On December 6, 2018, yet another proposal to reform employment standards legislation in Ontario was announced by the Honourable Todd Smith, Minister of Economic Development, Job Creation and Trade through An Act to restore Ontario's competitiveness by amending or repealing certain Acts (Bill 66).

Bill 66 includes a series of amendments to the Employment Standards Act, 2000 ("ESA") and Labour Relations Act, 1995 ("LRA"). Among the most significant changes for Ontario workplaces are the following:

Proposed ESA Changes

  • Overtime Averaging. The current requirement under the ESA to obtain approval from the Director of Employment Standards for any overtime averaging agreements will be repealed. Overtime averaging allows an employer to average their employees’ hours of work over two or more weeks, in order to determine entitlements to overtime pay. If Bill 66 receives Royal Assent, employers will instead be permitted to enter into overtime averaging agreements with their employees, as long as the averaging period does not exceed four (4) weeks; there will be no requirement to obtain Director approval.
  • Excess Hours of Work. Employers will no longer be required to apply to the Director of Employment Standards for an approval allowing some or all of their employees to work more than 48 hours in a work week. Instead, so long as an agreement is entered into with the employee to work up to a specified number of hours in a week and that number is not exceeded, the employee's hours will be allowed to exceed the prescribed limit.
  • Posting Requirements. If Bill 66 receives Royal Assent, authority currently afforded to the Minister of Labour to prepare, publish, update and request informational posters will be transferred to the Director of Employment Standards. Employers will no longer be required to post and keep the poster in the workplace (or maintain a translated version, if applicable.)

Proposed LRA Changes

  • Non-Construction Employers. A new definition will be added to the LRA defining municipalities, local boards, school boards, hospitals, colleges, universities and public bodies as "non-construction employers."
  • Construction Industry Unions. Unions that represent employees of a non-construction employer in the construction industry will no longer represent those employees. On the day this provision comes into force, any collective agreement binding the non-construction employer and the union will cease to apply with respect to the non-construction employer in so far as the collective agreement applies to the construction industry.
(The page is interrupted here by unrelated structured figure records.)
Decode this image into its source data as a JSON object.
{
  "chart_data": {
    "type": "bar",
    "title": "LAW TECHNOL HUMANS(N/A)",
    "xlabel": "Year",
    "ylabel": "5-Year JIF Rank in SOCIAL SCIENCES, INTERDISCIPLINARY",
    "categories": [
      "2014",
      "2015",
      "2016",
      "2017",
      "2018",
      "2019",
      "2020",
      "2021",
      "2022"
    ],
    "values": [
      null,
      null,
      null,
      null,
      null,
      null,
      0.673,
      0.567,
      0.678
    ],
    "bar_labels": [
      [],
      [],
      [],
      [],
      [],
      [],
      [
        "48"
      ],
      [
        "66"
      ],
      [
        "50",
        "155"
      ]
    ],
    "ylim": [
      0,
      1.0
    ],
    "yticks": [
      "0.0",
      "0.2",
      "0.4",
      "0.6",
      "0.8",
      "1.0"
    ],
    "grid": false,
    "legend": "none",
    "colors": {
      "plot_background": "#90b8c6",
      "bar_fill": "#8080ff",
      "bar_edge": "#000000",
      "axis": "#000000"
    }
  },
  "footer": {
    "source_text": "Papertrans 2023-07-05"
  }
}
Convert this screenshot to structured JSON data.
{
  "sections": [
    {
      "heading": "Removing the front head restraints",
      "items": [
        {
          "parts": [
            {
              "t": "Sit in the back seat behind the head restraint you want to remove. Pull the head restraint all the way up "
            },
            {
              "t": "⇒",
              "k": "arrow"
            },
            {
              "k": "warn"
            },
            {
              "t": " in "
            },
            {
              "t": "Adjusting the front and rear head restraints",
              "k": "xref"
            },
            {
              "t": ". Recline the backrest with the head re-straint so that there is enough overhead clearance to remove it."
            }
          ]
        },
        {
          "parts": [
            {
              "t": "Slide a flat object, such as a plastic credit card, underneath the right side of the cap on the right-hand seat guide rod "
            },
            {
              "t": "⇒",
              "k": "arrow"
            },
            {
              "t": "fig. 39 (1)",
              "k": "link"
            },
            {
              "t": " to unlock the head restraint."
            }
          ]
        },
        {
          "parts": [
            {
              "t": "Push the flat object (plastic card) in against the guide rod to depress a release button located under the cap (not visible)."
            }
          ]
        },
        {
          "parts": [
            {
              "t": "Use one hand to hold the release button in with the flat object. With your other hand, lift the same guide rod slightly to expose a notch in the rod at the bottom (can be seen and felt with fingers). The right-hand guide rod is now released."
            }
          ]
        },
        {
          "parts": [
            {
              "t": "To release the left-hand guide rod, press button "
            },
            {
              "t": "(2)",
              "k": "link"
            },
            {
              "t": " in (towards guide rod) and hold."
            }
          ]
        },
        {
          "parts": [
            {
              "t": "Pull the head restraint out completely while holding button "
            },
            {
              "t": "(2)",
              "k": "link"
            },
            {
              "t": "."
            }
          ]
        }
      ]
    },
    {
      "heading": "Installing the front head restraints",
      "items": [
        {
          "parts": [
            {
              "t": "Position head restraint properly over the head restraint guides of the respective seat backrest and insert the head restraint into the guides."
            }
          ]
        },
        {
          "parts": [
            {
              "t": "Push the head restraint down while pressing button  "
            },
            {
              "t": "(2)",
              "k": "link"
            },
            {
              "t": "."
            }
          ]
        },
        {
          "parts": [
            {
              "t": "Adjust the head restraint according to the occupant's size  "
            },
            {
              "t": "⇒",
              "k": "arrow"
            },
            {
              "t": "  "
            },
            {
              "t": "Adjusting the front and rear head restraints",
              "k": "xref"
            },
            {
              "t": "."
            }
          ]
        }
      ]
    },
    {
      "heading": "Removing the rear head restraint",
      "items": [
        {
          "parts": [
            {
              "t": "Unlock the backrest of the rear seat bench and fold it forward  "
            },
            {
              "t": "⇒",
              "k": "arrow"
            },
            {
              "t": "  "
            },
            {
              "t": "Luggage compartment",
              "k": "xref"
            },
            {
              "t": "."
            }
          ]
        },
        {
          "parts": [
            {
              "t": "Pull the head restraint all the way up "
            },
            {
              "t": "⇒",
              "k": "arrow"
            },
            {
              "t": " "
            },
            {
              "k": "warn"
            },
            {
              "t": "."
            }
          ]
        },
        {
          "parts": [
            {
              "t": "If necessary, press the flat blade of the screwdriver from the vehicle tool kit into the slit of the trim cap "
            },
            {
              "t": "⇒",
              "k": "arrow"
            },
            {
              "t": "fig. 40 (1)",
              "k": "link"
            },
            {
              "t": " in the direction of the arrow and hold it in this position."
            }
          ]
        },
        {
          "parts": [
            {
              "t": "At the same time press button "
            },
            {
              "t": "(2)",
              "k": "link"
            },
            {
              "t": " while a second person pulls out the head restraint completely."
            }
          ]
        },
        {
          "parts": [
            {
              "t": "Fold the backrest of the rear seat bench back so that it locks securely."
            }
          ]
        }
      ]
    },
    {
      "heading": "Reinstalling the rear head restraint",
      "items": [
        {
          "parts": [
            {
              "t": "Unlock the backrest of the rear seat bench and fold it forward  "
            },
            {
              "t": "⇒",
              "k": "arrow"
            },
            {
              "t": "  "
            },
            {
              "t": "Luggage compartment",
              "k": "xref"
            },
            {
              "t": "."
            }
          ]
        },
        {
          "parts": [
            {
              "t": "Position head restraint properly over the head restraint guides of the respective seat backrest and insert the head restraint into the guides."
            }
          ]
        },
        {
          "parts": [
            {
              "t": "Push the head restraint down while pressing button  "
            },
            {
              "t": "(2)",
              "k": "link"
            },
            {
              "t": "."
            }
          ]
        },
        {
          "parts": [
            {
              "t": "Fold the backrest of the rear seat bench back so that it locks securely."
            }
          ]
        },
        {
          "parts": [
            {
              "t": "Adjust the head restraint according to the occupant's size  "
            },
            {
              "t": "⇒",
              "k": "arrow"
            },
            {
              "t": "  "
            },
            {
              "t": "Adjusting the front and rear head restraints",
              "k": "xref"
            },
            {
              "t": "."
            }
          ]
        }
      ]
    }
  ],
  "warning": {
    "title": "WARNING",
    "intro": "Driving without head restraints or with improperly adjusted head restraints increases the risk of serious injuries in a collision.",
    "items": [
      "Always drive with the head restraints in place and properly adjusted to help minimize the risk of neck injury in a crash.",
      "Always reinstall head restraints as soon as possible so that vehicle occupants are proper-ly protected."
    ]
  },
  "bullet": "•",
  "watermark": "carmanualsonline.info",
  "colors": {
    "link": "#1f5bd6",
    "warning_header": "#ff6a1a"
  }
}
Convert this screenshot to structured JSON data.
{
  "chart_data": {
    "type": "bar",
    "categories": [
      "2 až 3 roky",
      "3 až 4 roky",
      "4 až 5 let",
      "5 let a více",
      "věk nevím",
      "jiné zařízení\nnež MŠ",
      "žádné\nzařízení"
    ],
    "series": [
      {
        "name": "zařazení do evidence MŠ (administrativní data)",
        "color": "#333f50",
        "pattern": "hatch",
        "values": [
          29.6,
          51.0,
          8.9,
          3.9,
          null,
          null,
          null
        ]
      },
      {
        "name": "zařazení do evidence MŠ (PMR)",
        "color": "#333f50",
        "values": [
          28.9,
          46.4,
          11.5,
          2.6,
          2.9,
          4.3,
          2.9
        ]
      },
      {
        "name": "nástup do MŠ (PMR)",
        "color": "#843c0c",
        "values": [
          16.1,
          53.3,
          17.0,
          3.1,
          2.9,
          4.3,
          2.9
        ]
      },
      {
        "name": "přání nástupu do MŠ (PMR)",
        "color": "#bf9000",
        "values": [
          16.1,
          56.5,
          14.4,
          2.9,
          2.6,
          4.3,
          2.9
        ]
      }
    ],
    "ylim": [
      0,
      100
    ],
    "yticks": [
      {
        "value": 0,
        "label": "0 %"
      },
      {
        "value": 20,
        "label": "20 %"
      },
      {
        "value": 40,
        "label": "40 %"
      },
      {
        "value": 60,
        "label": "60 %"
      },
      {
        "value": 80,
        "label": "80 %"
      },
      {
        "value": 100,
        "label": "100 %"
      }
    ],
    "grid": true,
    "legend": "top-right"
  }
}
Bill 66 passed its First Reading on December 6, 2018, but must still receive Royal Assent before becoming law. The changes noted above are a small subset of the overall reform proposed under Bill 66. Whereas the proposed ESA amendments would come into force with Royal Assent, the date for the coming into force of the LRA amendments listed above is not specified. Rather, the proposed LRA changes would come into force on a day to be named by proclamation of the Lieutenant Governor.

Pay Transparency Update

Bill 57, An Act to enact, amend and repeal various statutes (discussed previously on our blog) received Royal Assent on December 6, 2018. As a result, the Pay Transparency Act, 2018 will no longer come into force on January 1, 2019 and will be postponed until a day named by a proclamation of the Lieutenant Governor.

Action

Employers should be sure to check in on the status of Bill 66 frequently as its impact will affect both unionized and non-unionized workplaces. If the speedy timeline that Bill 47 followed is any indication, Bill 66 could become law before the New Year. We will continue to provide updates on the status of the Pay Transparency Act.